Comment vérifier sa cote de crédit gratuitement au Canada ?
Vous vérifiez votre cote de crédit gratuitement en demandant votre dossier directement à Equifax Canada et à TransUnion Canada, que chaque province oblige à vous le divulguer, et en Ontario comme au Québec cette divulgation inclut la cote sans frais. Les applications gratuites forment une deuxième voie, l'application de votre banque une troisième, mais elles répondent à une question plus étroite qu'on ne le croit (ACFC).
Le Canada compte deux agences nationales. Equifax Canada et TransUnion Canada tiennent chacune un dossier distinct sur vous, et les deux dossiers peuvent différer, car les prêteurs ne déclarent pas tous aux deux. Consulter l'un n'équivaut pas à consulter l'autre.
Trois voies mènent à votre dossier, et elles ne livrent pas la même chose :
- Directement auprès de l'agence. La version la plus complète de votre dossier, y compris les cotes par compte que lisent les prêteurs. C'est la voie dont traite le reste de cette page.
- Les applications gratuites. Borrowell, Credit Karma Canada et ClearScore affichent une cote à trois chiffres sans frais, actualisée chaque semaine ou chaque mois.
- L'application de votre banque. La plupart des six grandes banques affichent une cote TransUnion dans les services bancaires en ligne de leurs clients.
Pour une comparaison des applications gratuites, de l'agence utilisée par chacune et de leur fréquence d'actualisation, consultez comment vérifier sa cote de crédit. La présente page couvre ce que ces applications ne peuvent pas vous donner : le dossier de crédit lui-même, les cotes qui s'y trouvent et la loi qui en rend l'obtention gratuite.
Chacune de ces voies constitue une demande discrète, une consultation de votre propre dossier qu'aucun prêteur ne voit et qu'aucun modèle ne comptabilise. Seule une demande ferme, effectuée par un prêteur qui statue sur une demande de crédit, a un poids dans le calcul.
Que vous garantit gratuitement la loi canadienne ?
L'accès gratuit à votre dossier de crédit au Canada est un droit prévu par la loi, pas une courtoisie commerciale, et les garanties les plus fortes sont provinciales : l'Ontario garantit votre dossier et votre cote en ligne une fois par mois plus deux fois par année par téléphone ou par la poste, et le Québec garantit le dossier et la cote sans réserve. Presque tous les guides sur le sujet présentent la gratuité comme un choix d'Equifax ou de Borrowell. Ce cadrage vous laisse sans recours quand une demande est refusée ou redirigée vers un abonnement payant.

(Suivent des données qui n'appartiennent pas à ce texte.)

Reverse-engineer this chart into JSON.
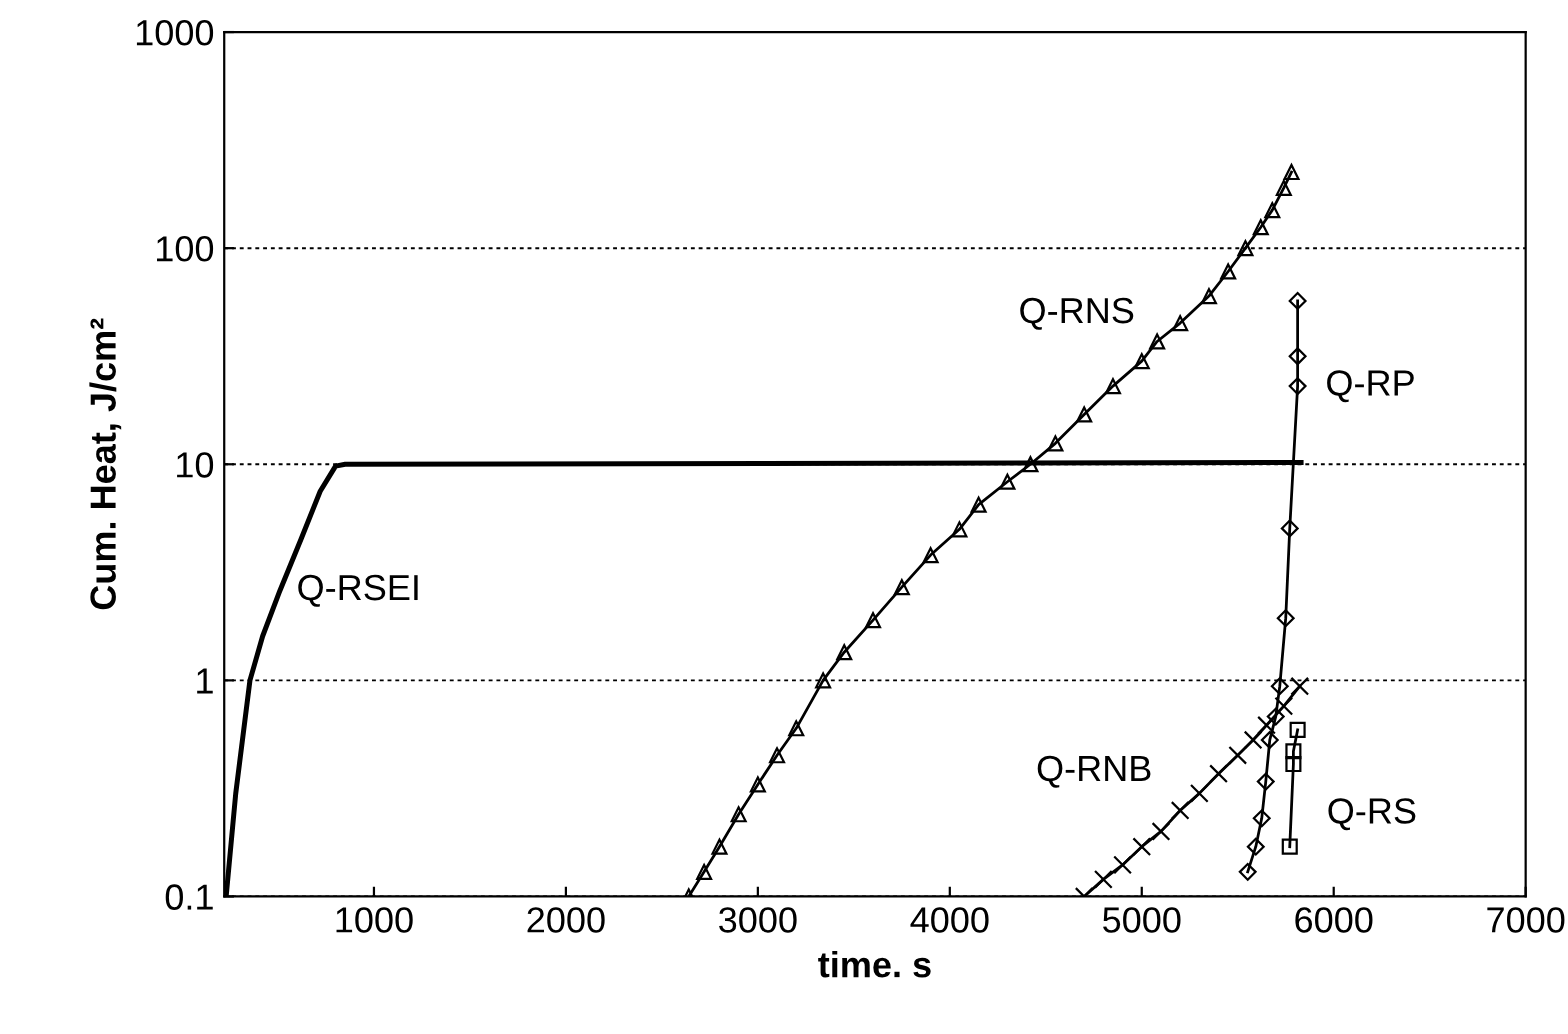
{
  "chart_data": {
    "type": "line",
    "xlabel": "time. s",
    "ylabel": "Cum. Heat, J/cm²",
    "log": "y",
    "xlim": [
      220,
      7000
    ],
    "xticks": [
      1000,
      2000,
      3000,
      4000,
      5000,
      6000,
      7000
    ],
    "ylim": [
      0.1,
      1000
    ],
    "yticks": [
      0.1,
      1,
      10,
      100,
      1000
    ],
    "grid": "y",
    "legend": false,
    "series": [
      {
        "name": "Q-RSEI",
        "color": "#000000",
        "marker": "none",
        "x": [
          230,
          280,
          354,
          420,
          510,
          620,
          720,
          800,
          850,
          5830
        ],
        "values": [
          0.1,
          0.3,
          1,
          1.6,
          2.6,
          4.5,
          7.5,
          9.8,
          10,
          10.2
        ]
      },
      {
        "name": "Q-RNS",
        "color": "#000000",
        "marker": "triangle",
        "x": [
          2640,
          2720,
          2800,
          2900,
          3000,
          3100,
          3200,
          3340,
          3450,
          3600,
          3750,
          3900,
          4050,
          4150,
          4300,
          4420,
          4550,
          4700,
          4850,
          5000,
          5080,
          5200,
          5350,
          5450,
          5540,
          5620,
          5680,
          5740,
          5780
        ],
        "values": [
          0.1,
          0.13,
          0.17,
          0.24,
          0.33,
          0.45,
          0.6,
          1,
          1.35,
          1.9,
          2.7,
          3.8,
          5.0,
          6.5,
          8.3,
          10,
          12.5,
          17,
          23,
          30,
          37,
          45,
          60,
          78,
          100,
          125,
          150,
          190,
          225
        ]
      },
      {
        "name": "Q-RP",
        "color": "#000000",
        "marker": "diamond",
        "x": [
          5552,
          5594,
          5625,
          5646,
          5667,
          5698,
          5719,
          5750,
          5771,
          5812,
          5812,
          5812
        ],
        "values": [
          0.13,
          0.17,
          0.23,
          0.34,
          0.53,
          0.68,
          0.94,
          1.94,
          5.05,
          23,
          31.6,
          57
        ]
      },
      {
        "name": "Q-RNB",
        "color": "#000000",
        "marker": "cross",
        "x": [
          4700,
          4800,
          4900,
          5000,
          5100,
          5200,
          5300,
          5400,
          5500,
          5580,
          5650,
          5740,
          5823
        ],
        "values": [
          0.1,
          0.12,
          0.14,
          0.17,
          0.2,
          0.25,
          0.3,
          0.37,
          0.45,
          0.53,
          0.62,
          0.76,
          0.94
        ]
      },
      {
        "name": "Q-RS",
        "color": "#000000",
        "marker": "square",
        "x": [
          5771,
          5790,
          5790,
          5812
        ],
        "values": [
          0.17,
          0.41,
          0.47,
          0.59
        ]
      }
    ]
  }
}
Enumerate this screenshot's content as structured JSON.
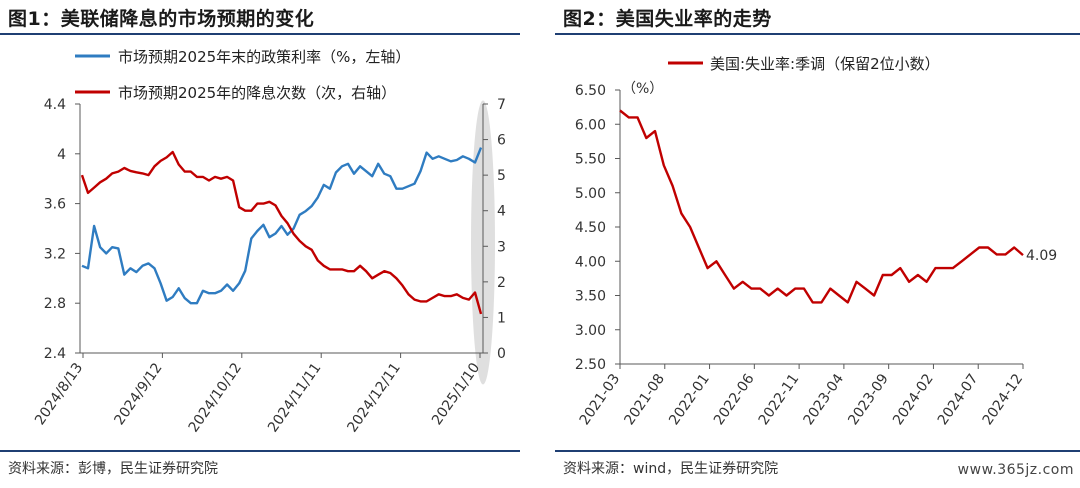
{
  "panel1": {
    "title": "图1：美联储降息的市场预期的变化",
    "source": "资料来源：彭博，民生证券研究院",
    "chart_data": {
      "type": "line",
      "series": [
        {
          "name": "市场预期2025年末的政策利率（%，左轴）",
          "axis": "left",
          "color": "#2f7cc1",
          "values": [
            3.1,
            3.08,
            3.42,
            3.25,
            3.2,
            3.25,
            3.24,
            3.03,
            3.08,
            3.05,
            3.1,
            3.12,
            3.08,
            2.96,
            2.82,
            2.85,
            2.92,
            2.84,
            2.8,
            2.8,
            2.9,
            2.88,
            2.88,
            2.9,
            2.95,
            2.9,
            2.96,
            3.06,
            3.32,
            3.38,
            3.43,
            3.33,
            3.36,
            3.42,
            3.35,
            3.4,
            3.51,
            3.54,
            3.58,
            3.65,
            3.75,
            3.72,
            3.85,
            3.9,
            3.92,
            3.84,
            3.9,
            3.86,
            3.82,
            3.92,
            3.84,
            3.82,
            3.72,
            3.72,
            3.74,
            3.76,
            3.86,
            4.01,
            3.96,
            3.98,
            3.96,
            3.94,
            3.95,
            3.98,
            3.96,
            3.93,
            4.05
          ]
        },
        {
          "name": "市场预期2025年的降息次数（次，右轴）",
          "axis": "right",
          "color": "#c00000",
          "values": [
            5.0,
            4.5,
            4.65,
            4.8,
            4.9,
            5.05,
            5.1,
            5.2,
            5.12,
            5.08,
            5.05,
            5.0,
            5.25,
            5.4,
            5.5,
            5.65,
            5.3,
            5.1,
            5.1,
            4.95,
            4.95,
            4.85,
            4.95,
            4.9,
            4.95,
            4.85,
            4.1,
            4.0,
            4.0,
            4.2,
            4.2,
            4.25,
            4.15,
            3.85,
            3.65,
            3.35,
            3.15,
            3.0,
            2.9,
            2.6,
            2.45,
            2.35,
            2.35,
            2.35,
            2.3,
            2.3,
            2.45,
            2.3,
            2.1,
            2.2,
            2.3,
            2.25,
            2.1,
            1.9,
            1.65,
            1.5,
            1.45,
            1.45,
            1.55,
            1.65,
            1.6,
            1.6,
            1.65,
            1.55,
            1.5,
            1.7,
            1.1
          ]
        }
      ],
      "x_tick_labels": [
        "2024/8/13",
        "2024/9/12",
        "2024/10/12",
        "2024/11/11",
        "2024/12/11",
        "2025/1/10"
      ],
      "y_left": {
        "min": 2.4,
        "max": 4.4,
        "ticks": [
          "2.4",
          "2.8",
          "3.2",
          "3.6",
          "4",
          "4.4"
        ]
      },
      "y_right": {
        "min": 0,
        "max": 7,
        "ticks": [
          "0",
          "1",
          "2",
          "3",
          "4",
          "5",
          "6",
          "7"
        ]
      },
      "grid": false,
      "legend_position": "top-left",
      "highlight_last": true
    }
  },
  "panel2": {
    "title": "图2：美国失业率的走势",
    "source": "资料来源：wind，民生证券研究院",
    "watermark": "www.365jz.com",
    "chart_data": {
      "type": "line",
      "unit_label": "（%）",
      "series": [
        {
          "name": "美国:失业率:季调（保留2位小数）",
          "color": "#c00000",
          "values": [
            6.2,
            6.1,
            6.1,
            5.8,
            5.9,
            5.4,
            5.1,
            4.7,
            4.5,
            4.2,
            3.9,
            4.0,
            3.8,
            3.6,
            3.7,
            3.6,
            3.6,
            3.5,
            3.6,
            3.5,
            3.6,
            3.6,
            3.4,
            3.4,
            3.6,
            3.5,
            3.4,
            3.7,
            3.6,
            3.5,
            3.8,
            3.8,
            3.9,
            3.7,
            3.8,
            3.7,
            3.9,
            3.9,
            3.9,
            4.0,
            4.1,
            4.2,
            4.2,
            4.1,
            4.1,
            4.2,
            4.09
          ]
        }
      ],
      "end_label": "4.09",
      "x_tick_labels": [
        "2021-03",
        "2021-08",
        "2022-01",
        "2022-06",
        "2022-11",
        "2023-04",
        "2023-09",
        "2024-02",
        "2024-07",
        "2024-12"
      ],
      "y_axis": {
        "min": 2.5,
        "max": 6.5,
        "ticks": [
          "2.50",
          "3.00",
          "3.50",
          "4.00",
          "4.50",
          "5.00",
          "5.50",
          "6.00",
          "6.50"
        ]
      },
      "grid": false,
      "legend_position": "top"
    }
  }
}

Voici ce que dit réellement la loi, selon l'endroit où vous vivez.
| Où vous vivez | Loi applicable | Ce qui est garanti | Plafond des frais |
|---|---|---|---|
| Ontario | Loi sur les renseignements concernant le consommateur | Dossier et cote en ligne une fois par mois ; dossier et cote par téléphone ou par la poste deux fois par année ; déclaration explicative de 200 mots | Jusqu'à 5 $ par demande additionnelle |
| Québec | Loi sur les agents d'évaluation du crédit (en vigueur le 1er février 2021) | Dossier de crédit gratuit et cote de crédit gratuite, avec alertes de sécurité et déclarations explicatives | Aucuns frais pour consulter le dossier en ligne |
| Colombie-Britannique | Business Practices and Consumer Protection Act | Une copie écrite gratuite du dossier sur demande, avec deux pièces d'identité | Des frais peuvent s'appliquer aux demandes en ligne |
| Partout au Canada | LPRPDE, article 8 | Accès aux renseignements personnels détenus par une organisation, réponse dans les 30 jours | Des frais seulement si le montant approximatif vous a été communiqué et que vous avez confirmé la demande |
Trois détails de ce tableau méritent d'être soulignés, car aucune des pages les mieux classées sur cette requête n'en parle.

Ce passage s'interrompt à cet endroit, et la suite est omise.